The last gig The Fleshtones played in Sudbury — at The Townehouse Tavern in the mid-1990s — wasn't exactly what you'd call a resounding success, but at least they got a few stories out of it.

Only a couple of people listened to them play. But Peter Zaremba, the band's frontman, said they “fondly remember” that long-ago trip.

“We visited the Big Nickel, which we intend to re-visit,” he said. “We saw the Big Stack. We did the whole thing.”

He's hoping The Fleshtones' upcoming appearances at the Up Here Urban Art and Music Festival go a little better. They're playing shows at the festival on both Aug. 18 and 19 at the Townehouse.

“We're coming all the way to Sudbury, so the least you can do is come see us,” said Zaremba, who told Sudbury.com in a phone interview he plans to nosh on a few Tim Hortons donuts while he's here.

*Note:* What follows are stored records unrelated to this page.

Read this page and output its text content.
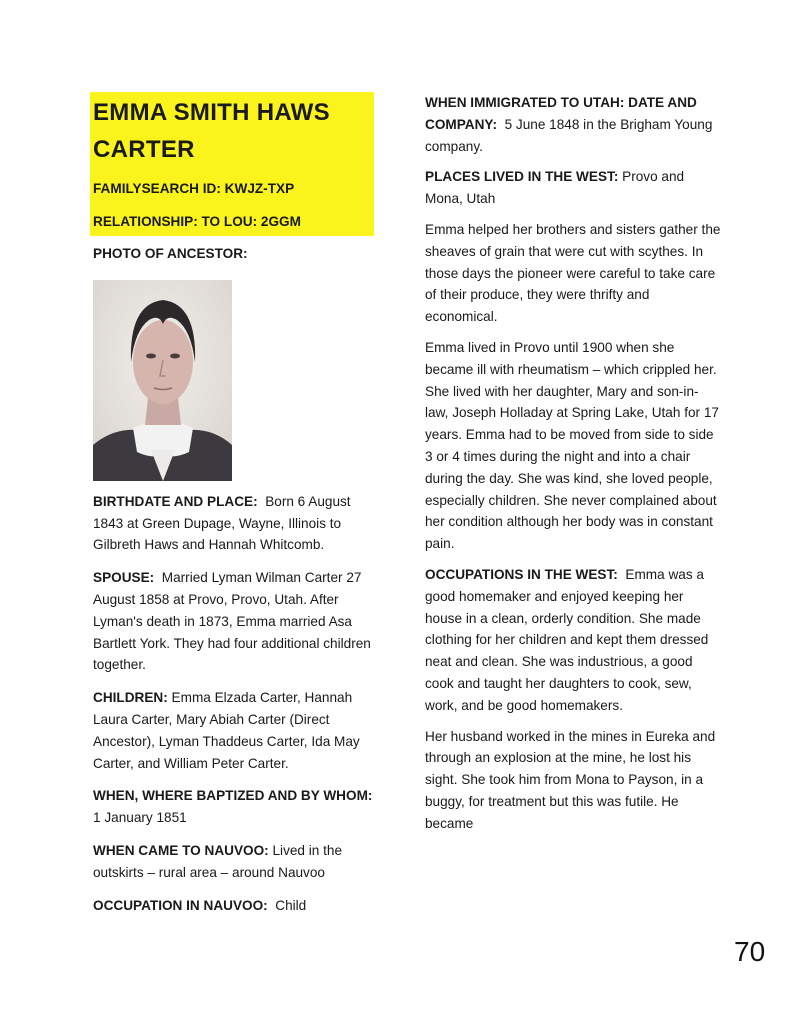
EMMA SMITH HAWS CARTER
FAMILYSEARCH ID: KWJZ-TXP
RELATIONSHIP: TO LOU: 2GGM
PHOTO OF ANCESTOR:

BIRTHDATE AND PLACE: Born 6 August 1843 at Green Dupage, Wayne, Illinois to Gilbreth Haws and Hannah Whitcomb.

SPOUSE: Married Lyman Wilman Carter 27 August 1858 at Provo, Provo, Utah. After Lyman's death in 1873, Emma married Asa Bartlett York. They had four additional children together.

CHILDREN: Emma Elzada Carter, Hannah Laura Carter, Mary Abiah Carter (Direct Ancestor), Lyman Thaddeus Carter, Ida May Carter, and William Peter Carter.

WHEN, WHERE BAPTIZED AND BY WHOM: 1 January 1851

WHEN CAME TO NAUVOO: Lived in the outskirts – rural area – around Nauvoo

OCCUPATION IN NAUVOO: Child

WHEN IMMIGRATED TO UTAH: DATE AND COMPANY: 5 June 1848 in the Brigham Young company.

PLACES LIVED IN THE WEST: Provo and Mona, Utah

Emma helped her brothers and sisters gather the sheaves of grain that were cut with scythes. In those days the pioneer were careful to take care of their produce, they were thrifty and economical.

Emma lived in Provo until 1900 when she became ill with rheumatism – which crippled her. She lived with her daughter, Mary and son-in-law, Joseph Holladay at Spring Lake, Utah for 17 years. Emma had to be moved from side to side 3 or 4 times during the night and into a chair during the day. She was kind, she loved people, especially children. She never complained about her condition although her body was in constant pain.

OCCUPATIONS IN THE WEST: Emma was a good homemaker and enjoyed keeping her house in a clean, orderly condition. She made clothing for her children and kept them dressed neat and clean. She was industrious, a good cook and taught her daughters to cook, sew, work, and be good homemakers.

Her husband worked in the mines in Eureka and through an explosion at the mine, he lost his sight. She took him from Mona to Payson, in a buggy, for treatment but this was futile. He became

70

“We're looking forward to it. As I said, there's nothing but fond memories, and we want to come back and add to those.”

The Fleshtones is a garage rock band from Queens, New York which formed in 1976. They've released 21 albums, which Zaremba said probably isn't a lot, given the band's longevity.

The current members are Zaremba, Keith Streng, Bill Mihizer and Ken Fox (who's from Toronto), but there's a list of seven other guys who have also been a part of the band over the years.

Up Here organizer Christian Pelletier said he was introduced to The Fleshtones during another festival appearance by the band.

“They toured with The Ramones,” he said. “They were hanging out with Andy Warhol in New York in the '70s. They're just like these 60-year-old badass dudes who've been doing garage rock, punk and rock and roll since the '70s.”

The Fleshtones are famous for not being famous — they've never really become a household name.

That's why Pelletier thought they'd be great at Up Here, an emerging music festival, because they've never fully emerged. “We couldn't pass up the opportunity to have them,” he said.

The band genuinely enjoys producing music, and doesn't need the trappings that come with fame, Zaremba said. There's plenty of people who respect the band's work, anyway.

“I forget who it was who said we looked in the face of success and laughed,” said he said.

“We were too busy being kind of crazy in the '80s when we had the most opportunity. In the '70s, we were busy being ignored and having fun.

“Since then, we skirt with fame. A lot of people call us the kings of garage rock, which we may or may not be.”

Zaremba tells a story about the band being hired to pen a theme song for a movie in the 1980s called “A Bachelor Party.” It was Tom Hanks' last movie before he became extremely famous.

“They invited us to the director's screening at the studio,” he said. “Some of us fell asleep loudly during the screening in front of Tom. We were derisive of the movie, and as such were not invited back to do that kind of thing again.”